**Problem : **
What is the multiplicity of each root of *P*(*x*) = (*x* - 3)^{2}(*x* - 5)^{3}(*x* + 1)?

*x* = 3 has multiplicity 2.

*x* = 5 has multiplicity 3.

*x* = - 1 has multiplicity 1.

**Problem : **
If *x* = 2 - 7*i* is a root of *P*(*x*), what is another root?
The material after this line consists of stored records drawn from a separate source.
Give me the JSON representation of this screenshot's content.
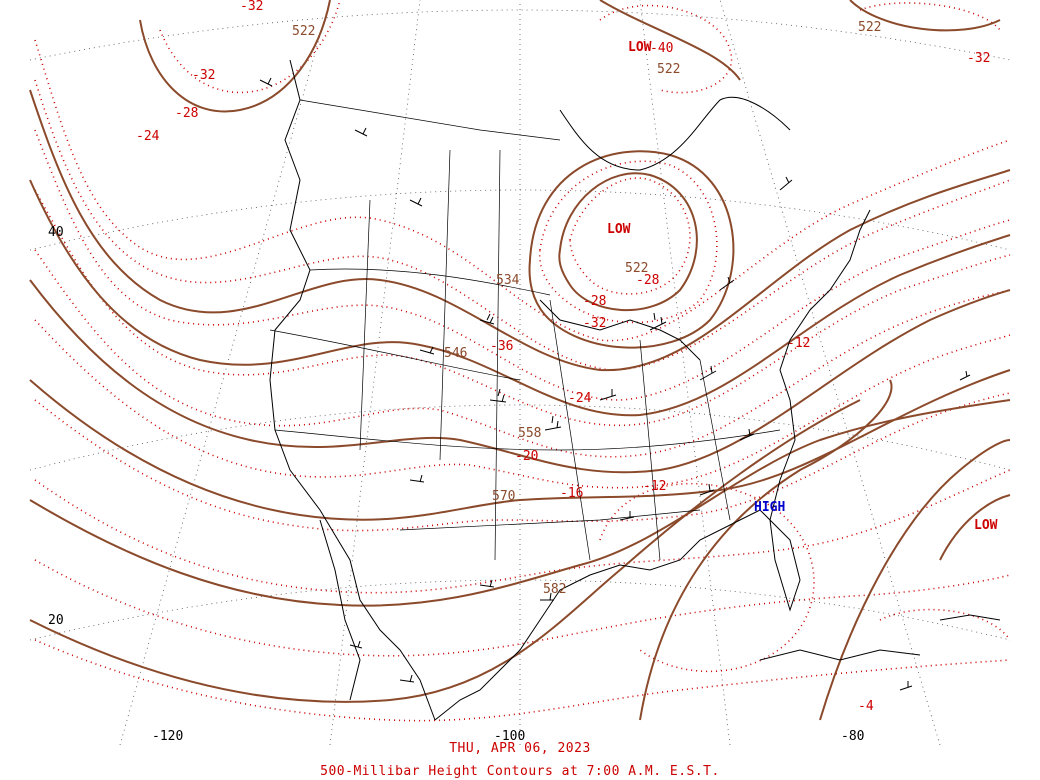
{
  "colors": {
    "height_contour": "#8b4a2b",
    "temp_contour": "#cc0000",
    "coast": "#000000",
    "grid": "#555555",
    "high_label": "#0000cc",
    "low_label": "#cc0000"
  },
  "caption": {
    "date": "THU, APR 06, 2023",
    "title": "500-Millibar Height Contours at 7:00 A.M. E.S.T."
  },
  "axes": {
    "lat_labels": [
      "40",
      "20"
    ],
    "lon_labels": [
      "-120",
      "-100",
      "-80"
    ]
  },
  "pressure_systems": [
    {
      "kind": "low",
      "text": "LOW",
      "where": "south-central Canada"
    },
    {
      "kind": "low",
      "text": "LOW",
      "where": "northern Canada"
    },
    {
      "kind": "low",
      "text": "LOW",
      "where": "western Atlantic"
    },
    {
      "kind": "high",
      "text": "HIGH",
      "where": "southeast US"
    }
  ],
  "height_labels": [
    "522",
    "522",
    "522",
    "522",
    "534",
    "546",
    "558",
    "570",
    "582"
  ],
  "temp_labels": [
    "-32",
    "-28",
    "-24",
    "-36",
    "-32",
    "-28",
    "-28",
    "-24",
    "-20",
    "-16",
    "-12",
    "-12",
    "-32",
    "-4",
    "-40",
    "-32"
  ]
}
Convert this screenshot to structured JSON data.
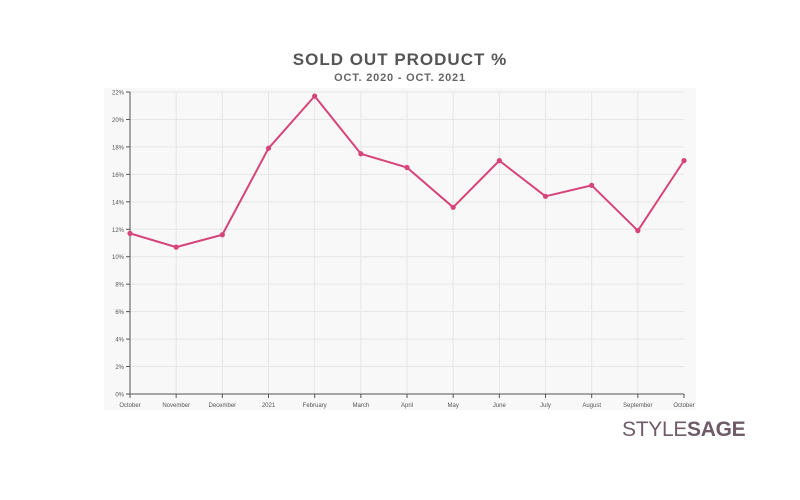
{
  "title": "SOLD OUT PRODUCT %",
  "subtitle": "OCT. 2020 - OCT. 2021",
  "logo": {
    "part1": "STYLE",
    "part2": "SAGE"
  },
  "colors": {
    "line": "#d6457a",
    "grid": "#e6e6e6",
    "plot_bg": "#f8f8f8",
    "axis": "#555555",
    "text": "#555555"
  },
  "chart_data": {
    "type": "line",
    "categories": [
      "October",
      "November",
      "December",
      "2021",
      "February",
      "March",
      "April",
      "May",
      "June",
      "July",
      "August",
      "September",
      "October"
    ],
    "series": [
      {
        "values": [
          11.7,
          10.7,
          11.6,
          17.9,
          21.7,
          17.5,
          16.5,
          13.6,
          17.0,
          14.4,
          15.2,
          11.9,
          17.0
        ]
      }
    ],
    "y_ticks": [
      "0%",
      "2%",
      "4%",
      "6%",
      "8%",
      "10%",
      "12%",
      "14%",
      "16%",
      "18%",
      "20%",
      "22%"
    ],
    "ylim": [
      0,
      22
    ],
    "grid": true
  }
}
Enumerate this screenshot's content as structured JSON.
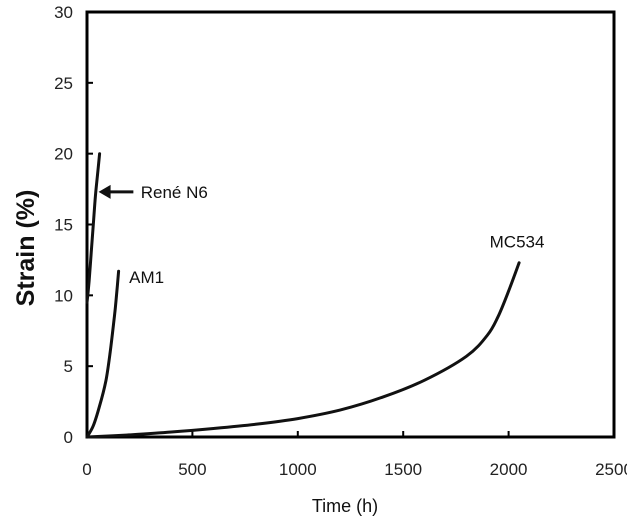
{
  "chart_data": {
    "type": "line",
    "title": "",
    "xlabel": "Time (h)",
    "ylabel": "Strain (%)",
    "xlim": [
      0,
      2500
    ],
    "ylim": [
      0,
      30
    ],
    "xticks": [
      0,
      500,
      1000,
      1500,
      2000,
      2500
    ],
    "yticks": [
      0,
      5,
      10,
      15,
      20,
      25,
      30
    ],
    "grid": false,
    "legend": "none",
    "series": [
      {
        "name": "René N6",
        "x": [
          0,
          10,
          20,
          30,
          40,
          50,
          60
        ],
        "y": [
          9.5,
          11,
          13,
          15,
          17,
          18.5,
          20
        ],
        "label_x": 255,
        "label_y": 17.3
      },
      {
        "name": "AM1",
        "x": [
          0,
          30,
          60,
          90,
          110,
          130,
          140,
          150
        ],
        "y": [
          0,
          0.8,
          2.2,
          4.0,
          6.0,
          8.5,
          10.0,
          11.7
        ],
        "label_x": 200,
        "label_y": 11.3
      },
      {
        "name": "MC534",
        "x": [
          0,
          200,
          400,
          600,
          800,
          1000,
          1200,
          1400,
          1600,
          1800,
          1900,
          1950,
          2000,
          2050
        ],
        "y": [
          0,
          0.15,
          0.35,
          0.6,
          0.9,
          1.3,
          1.9,
          2.8,
          4.0,
          5.7,
          7.2,
          8.5,
          10.3,
          12.3
        ],
        "label_x": 2040,
        "label_y": 13.8
      }
    ],
    "annotations": [
      {
        "type": "arrow",
        "points_to_series": "René N6",
        "x_from": 220,
        "x_to": 55,
        "y": 17.3
      }
    ]
  }
}
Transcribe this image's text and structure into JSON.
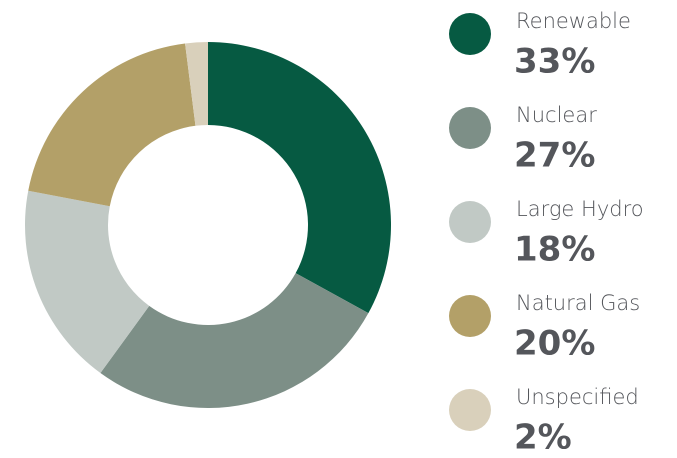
{
  "chart_data": {
    "type": "donut",
    "categories": [
      "Renewable",
      "Nuclear",
      "Large Hydro",
      "Natural Gas",
      "Unspecified"
    ],
    "values": [
      33,
      27,
      18,
      20,
      2
    ],
    "value_labels": [
      "33%",
      "27%",
      "18%",
      "20%",
      "2%"
    ],
    "colors": [
      "#065a42",
      "#7d8f87",
      "#c1c9c5",
      "#b3a068",
      "#d9d0bb"
    ]
  }
}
Name one real factor
of *P*(*x*).

Root:

*x* = 2 + 7*i*.

Real factor:

*x*^{2} - 4*x* + 53.

**Problem : **
If *x* = 4 - 3*i* is a root of *P*(*x*) = *x*^{3} -12*x*^{2} + 57*x* - 100, factor *P*(*x*)
completely.

*P*(*x*) = (*x* - 4 + 3*i*)(*x* - 4 - 3*i*)(*x* - 4)
**Problem : **
If 2 + 5*i* is a root of *P*(*x*) = *x*^{3} -5*x*^{2} + 33*x* - 29, factor *P*(*x*)
completely.

*P*(*x*) = (*x* - 2 + 5*i*)(*x* - 2 - 5*i*)(*x* - 1).

**Problem : **
How many complex roots foes 4*x*^{5} +3*x*^{4} -2*x*^{3} + 1 have?

5.

**Problem : **
How many complex roots does 3*x*^{4} +4*ix*^{3} +3*ix*^{2} +4*x*^{2} - 5*ix* - 2*x* + 5*i* - 7
have?

4.